Das Training am SoSim als Bestandteil des Ausbildungskonzepts sollte für eine akzeptable Nutzung von Lernenden in die ärztliche Arbeitszeit und in bestehende Curricula und Weiterbildungsprogramme integriert werden [3]. Entsprechende Ressourcen sollten durch die Fachbereiche bereitgestellt werden. Neben Standards zur Einweisung und Trainingsvorgaben ist der Transfer des Gelernten an Patient*innen zu gewährleisten.

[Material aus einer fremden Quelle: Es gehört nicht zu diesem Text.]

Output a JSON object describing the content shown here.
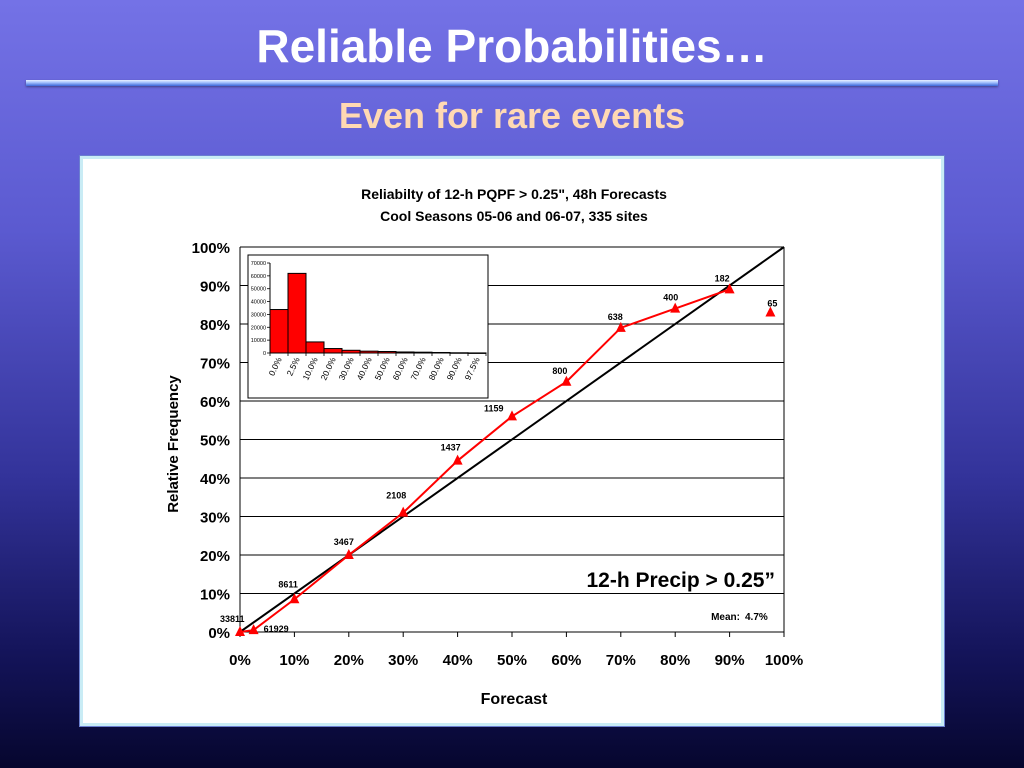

Zur Reduktion des Organisationsaufwandes wurde eine individuelle Terminbuchung für Nutzer*innen mittels automatisierten Prozessen und digitaler Buchungstools etabliert.

Transfer

Auf Grund der positiven Änderungen der Zustimmungswerte in der Evaluation der SoSim-Nutzung wird diese demnächst ärztlichem Personal in Weiterbildung der Fachgebiete Innere Medizin und Anästhesie ermöglicht. Die zu bearbeitenden Lernmodule werden nach Lernbedarf und klinischer Anwendbarkeit festgelegt. Der SoSim wird sukzessive in die studentische Ausbildung integriert und mittels Lehrforschung begleitet.

Didaktische Begleitung

Trotz integriertem SoSim-Lernprogramm bedarf es einer Lernassistenz zur Vorauswahl und Steuerung der zu bearbeitenden Lernmodule. Die Ergebnisse der einmaligen Evaluation deuten auf einen subjektiven Lernzuwachs hin. Für Signifikanzprüfungen und eindeutige Wirkzusammenhänge wird eine größere Stichprobe mit einem Prä-Post-Design angestrebt.

5. Ausblick

Der Transfer in weitere Aus- und Weiterbildungsbereiche sowie die schrittweise Implementierung des SoSim-Trainings für studentische Tutor*innen und Studierende ist im Rahmen einer Studie in Planung.

ORCIDs der Autor*innen

Interessenkonflikt

Die Autor*innen erklären, dass sie keinen Interessenkonflikt im Zusammenhang mit diesem Artikel haben.


Literatur

[1] Dietrich CF, Lucius C, Nielsen MB, Burmester E, Westerway SC, Chu CY, Condous G, Cui XW, Dong Y, Harrison G, Koch J, Kraus B, Nolsøe CP, Nayahangan LJ, Pedersen MRV, Saftoiu A, Savitsky E, Blaivas M. The ultrasound use of simulators, current view, and perspectives: Requirements and technical aspects (WFUMB state of the art paper). Endosc Ultrasound. 2023;12(1):38-49. DOI: 10.4103/EUS-D-22-00197
[2] Dyrna J, Riedel J, Schulze-Achatz S, Köhler T, editors. Selbstgesteuertes Lernen in der beruflichen Weiterbildung: Ein Handbuch für Theorie und Praxis. Münster, New York: Waxmann Verlag; 2021. DOI: 10.31244/9783830993643
[3] Tolsgaard MG. Assessment and learning of ultrasound skills in Obstetrics & Gynecology. Danish Med J. 2018;65(2):B5445.